Micha Reichert arbeitet allein. Manchmal würden ihn Dinge im Alltag oder im Internet inspirieren, meistens aber schnitze er an den Aufträgen von Kunden. Die berät er meist im direkten Gespräch und konzipiert dann ein individuelles, auf den Kunden zugeschnittenes Werk. Inzwischen arbeite er eigentlich nur noch auf Auftragsbasis.
Blick in die Zukunft
Manchmal mache er sich Sorgen, ob er diesen Job bis ins Rentenalter machen könne, erzählt Reichert. Natürlich sei es ein schöner Beruf, er sei aber trotzdem sehr auf die regelmäßigen Aufträge angewiesen. Er träumt von einer eigenen Galerie, würde am liebsten seine eigenen Ideen umsetzen und die Kunstwerke erst im Nachhinein an Interessenten verkaufen, anstatt nur die Aufträge anderer Leute zu bearbeiten. Unter anderem um Menschen den Wald und die Tiere näherzubringen, um einer gewissen Naturentfremdung entgegenzuwirken, habe er sich Ausstellungen zu den Wildtieren Europas, Afrikas etc. überlegt.
Ob es damit klappt, wird die Zukunft zeigen.
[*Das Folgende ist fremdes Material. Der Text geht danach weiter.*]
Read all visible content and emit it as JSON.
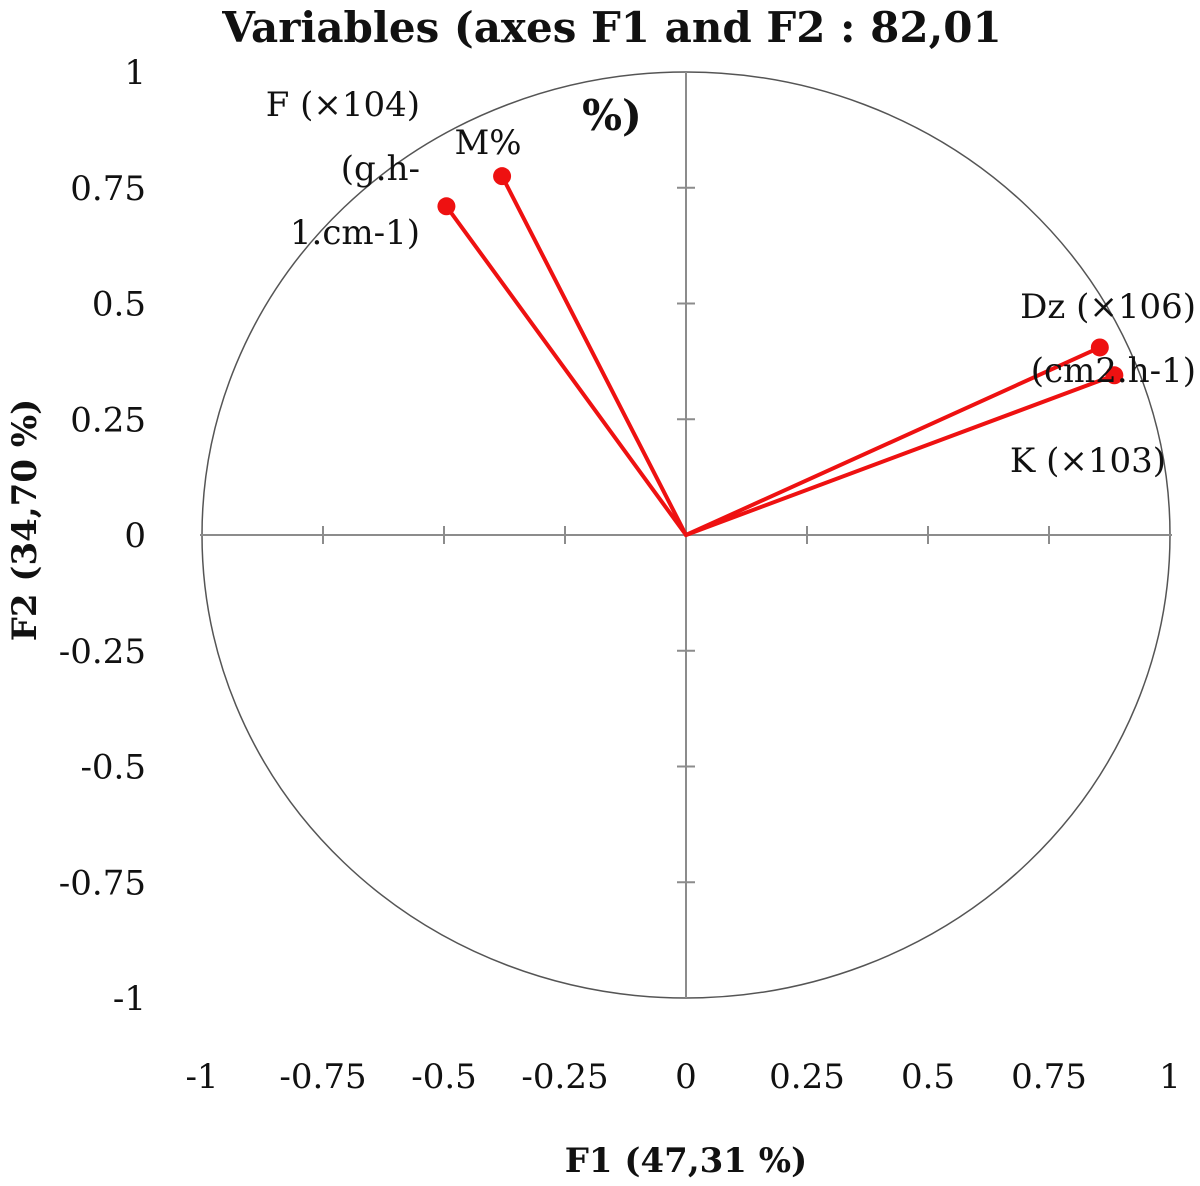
{
  "chart_data": {
    "type": "scatter",
    "subtype": "correlation-circle",
    "title_line1": "Variables (axes F1 and F2 : 82,01",
    "title_line2": "%)",
    "xlabel": "F1 (47,31 %)",
    "ylabel": "F2 (34,70 %)",
    "xlim": [
      -1,
      1
    ],
    "ylim": [
      -1,
      1
    ],
    "xticks": [
      "-1",
      "-0.75",
      "-0.5",
      "-0.25",
      "0",
      "0.25",
      "0.5",
      "0.75",
      "1"
    ],
    "yticks": [
      "1",
      "0.75",
      "0.5",
      "0.25",
      "0",
      "-0.25",
      "-0.5",
      "-0.75",
      "-1"
    ],
    "unit_circle": true,
    "vector_color": "#ee1111",
    "series": [
      {
        "name": "F (×104) (g.h-1.cm-1)",
        "label_lines": [
          "F (×104)",
          "(g.h-",
          "1.cm-1)"
        ],
        "x": -0.495,
        "y": 0.71
      },
      {
        "name": "M%",
        "label_lines": [
          "M%"
        ],
        "x": -0.38,
        "y": 0.775
      },
      {
        "name": "Dz (×106) (cm2.h-1)",
        "label_lines": [
          "Dz (×106)",
          "(cm2.h-1)"
        ],
        "x": 0.855,
        "y": 0.405
      },
      {
        "name": "K (×103)",
        "label_lines": [
          "K (×103)"
        ],
        "x": 0.885,
        "y": 0.345
      }
    ]
  }
}
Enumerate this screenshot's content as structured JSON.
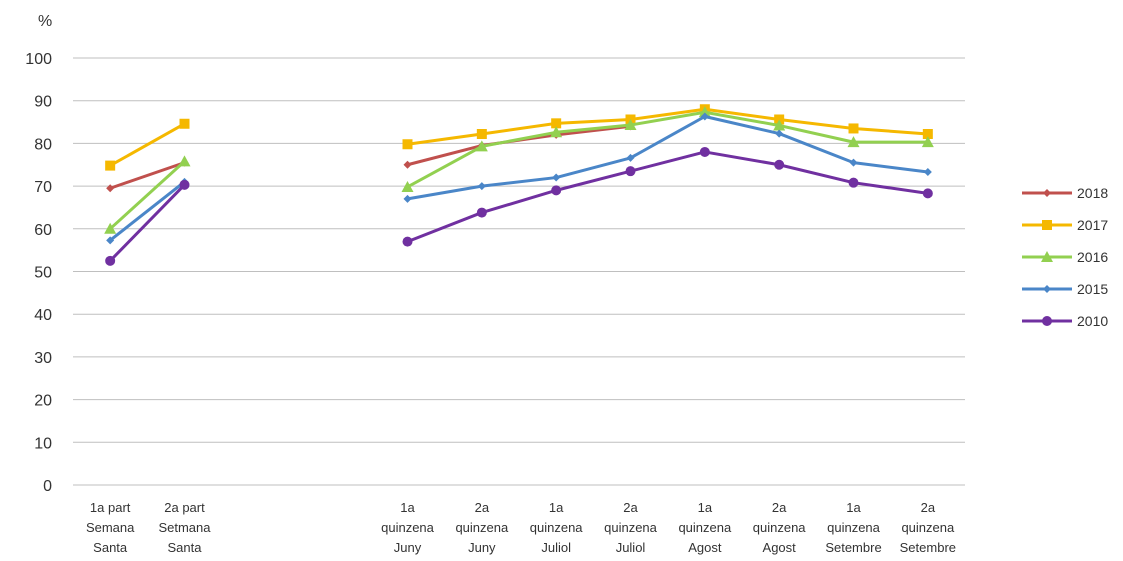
{
  "chart_data": {
    "type": "line",
    "ylabel": "%",
    "ylim": [
      0,
      100
    ],
    "yticks": [
      0,
      10,
      20,
      30,
      40,
      50,
      60,
      70,
      80,
      90,
      100
    ],
    "grid": true,
    "legend": "right",
    "categories": [
      [
        "1a part",
        "Semana",
        "Santa"
      ],
      [
        "2a part",
        "Setmana",
        "Santa"
      ],
      [
        "",
        "",
        ""
      ],
      [
        "",
        "",
        ""
      ],
      [
        "1a",
        "quinzena",
        "Juny"
      ],
      [
        "2a",
        "quinzena",
        "Juny"
      ],
      [
        "1a",
        "quinzena",
        "Juliol"
      ],
      [
        "2a",
        "quinzena",
        "Juliol"
      ],
      [
        "1a",
        "quinzena",
        "Agost"
      ],
      [
        "2a",
        "quinzena",
        "Agost"
      ],
      [
        "1a",
        "quinzena",
        "Setembre"
      ],
      [
        "2a",
        "quinzena",
        "Setembre"
      ]
    ],
    "series": [
      {
        "name": "2018",
        "color": "#c0504d",
        "marker": "diamond",
        "values": [
          69.5,
          75.5,
          null,
          null,
          75,
          79.5,
          82,
          84,
          null,
          null,
          null,
          null
        ]
      },
      {
        "name": "2017",
        "color": "#f5b800",
        "marker": "square",
        "values": [
          74.8,
          84.6,
          null,
          null,
          79.8,
          82.2,
          84.7,
          85.6,
          88,
          85.6,
          83.5,
          82.2
        ]
      },
      {
        "name": "2016",
        "color": "#92d050",
        "marker": "triangle",
        "values": [
          60,
          75.8,
          null,
          null,
          69.8,
          79.3,
          82.6,
          84.3,
          87.3,
          84.2,
          80.3,
          80.3
        ]
      },
      {
        "name": "2015",
        "color": "#4a86c8",
        "marker": "diamond",
        "values": [
          57.3,
          71,
          null,
          null,
          67,
          70,
          72,
          76.6,
          86.3,
          82.3,
          75.5,
          73.3
        ]
      },
      {
        "name": "2010",
        "color": "#7030a0",
        "marker": "circle",
        "values": [
          52.5,
          70.3,
          null,
          null,
          57,
          63.8,
          69,
          73.5,
          78,
          75,
          70.8,
          68.3
        ]
      }
    ]
  }
}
Sicher ist, dass die Nachfrage erstmal nicht nachlassen wird. Auf seiner Webseite www.michareichert.de kann man die realistischen Skulpturen bestellen, ihn zum Show Schnitzen buchen oder einen hässlichen Baumstumpf von ihm bearbeiten lassen. Außerdem kann man seine Schnitzkünste auf seinem Instagram-Account @micha.reichert bewundern – der hat immerhin schon über 61.000 Follower.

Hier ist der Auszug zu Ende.